For the next twenty minutes, in a tone that alternated among accusatory, exasperated, and belittling, Jensen questioned my professionalism, questioned my interview approach, questioned my dedication to the project. He accused me of trying to psychoanalyze him; he told me how much he disliked answering my biographical questions, especially those that attempted to illuminate his mental state. “I don’t like these probing questions,” he said. “I don’t like talking about myself, OK?! I’m not into therapy.” He suggested that my questions were stupid; he called them “pedestrian.” He denied there was anything exceptional about himself, against all accumulated evidence. “Look, I’m—I am super normal,” he said.

The Thinking Machine, p.243

I'll admit to feeling some sympathy with regard to Huang's comments at this time - not being taken seriously as a company when NVIDIA had done as much as any other to bring into being generative AI must sting, but Huang's chewing out of Witt - and colleagues, as happens plenty of times throughout this book - was infuriating. When I had finished the book, it left a very sour taste.

And yet... and yet... Witt's attempt to turn this into a learning experience is glib, but having pondered The Thinking Machine for a few days I am genuinely impressed by several things.

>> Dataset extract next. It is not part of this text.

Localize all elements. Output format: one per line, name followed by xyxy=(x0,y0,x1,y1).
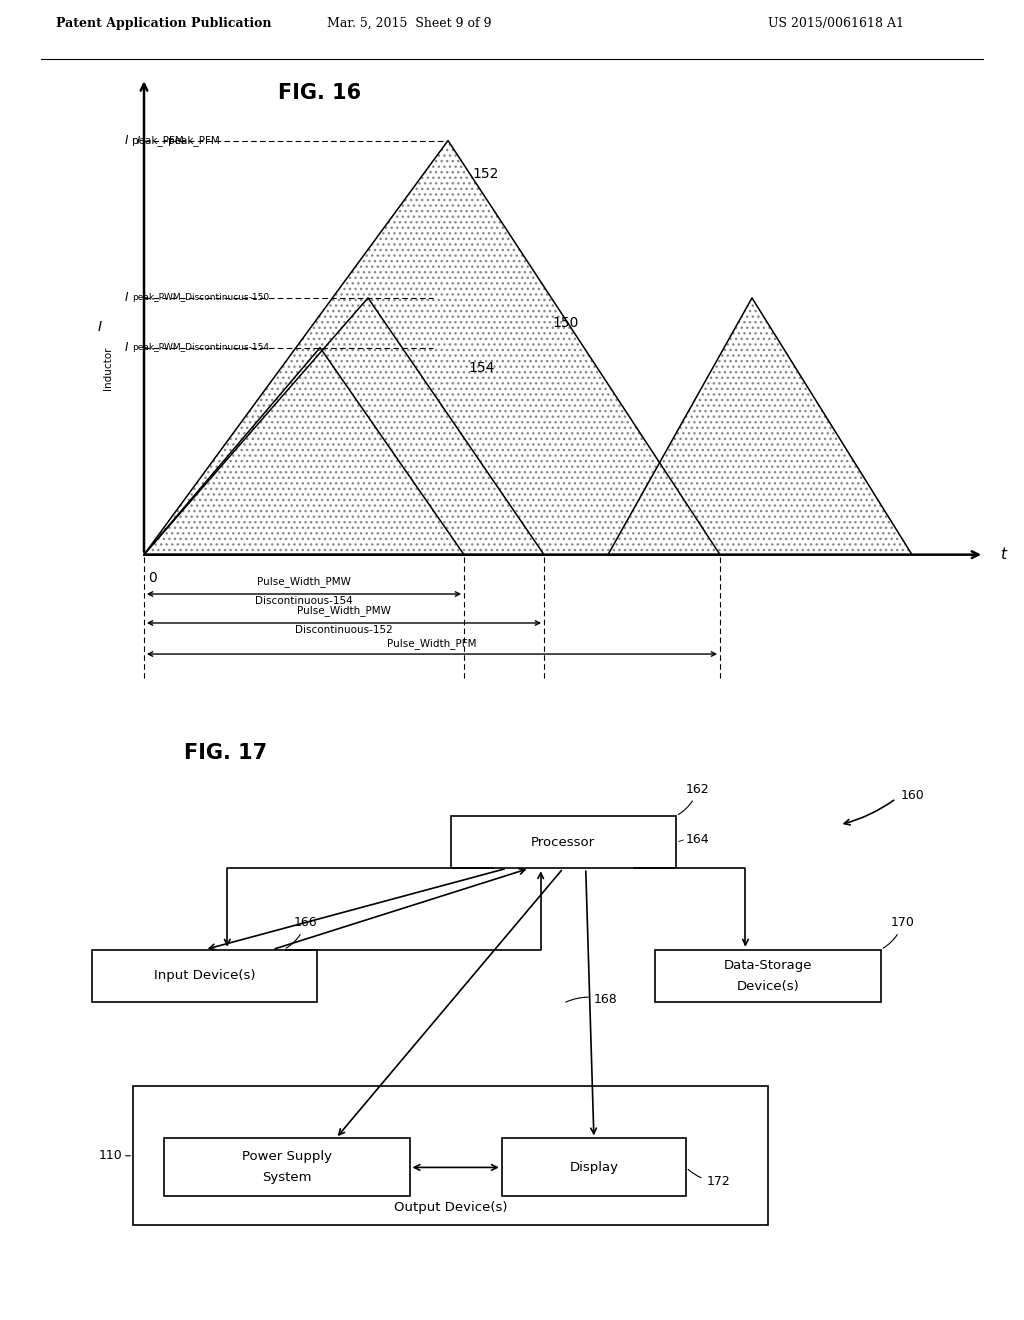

His early life in Taiwan seems to have centred him, and while he graduated from Stanford, his earlier academic career in Kentucky also seems to have kept his feet on the ground. Unlike many a tech bro, he seems to have been genuinely and happily married to Lori, with loving children (something of a rarity in the field), all while keeping their private lives private. Most impressive in terms of his abilities as a CEO, however, is the way in which he seems to inspire genuine loyalty, something much more significant than any irritation caused by his bawling out of employees:

There was also the topic of loyalty. Musk did not value it; he often fired people arbitrarily and without warning, in one case canning the entire Starlink engineering team almost at random on a Sunday afternoon. Huang almost never fired anyone, and when he did, it was only after multiple cautions and the offer of a performance-improvement plan. It took truly egregious behavior to get kicked out of Nvidia, and many employees worked there for decades, including boomerang hires like Catanzaro and Aarts. Even when operating economics forced Huang to shutter a division, he reassigned employees to other useful tasks. In 2019 Curtis Priem returned to Nvidia’s offices for the first time in sixteen years to join Huang and Malachowsky for a reunion of the company’s founders. “I was astounded at how many people were still there,” he said. “Jeff Fisher, his kids were working for Nvidia.”

The Thinking Machine, p.150

As we enter an age where most business leaders seem most eager to lay off as many of their staff and replace them with AI, this strikes me as the most important lesson to learn from one of the leading figures of the AI revolution.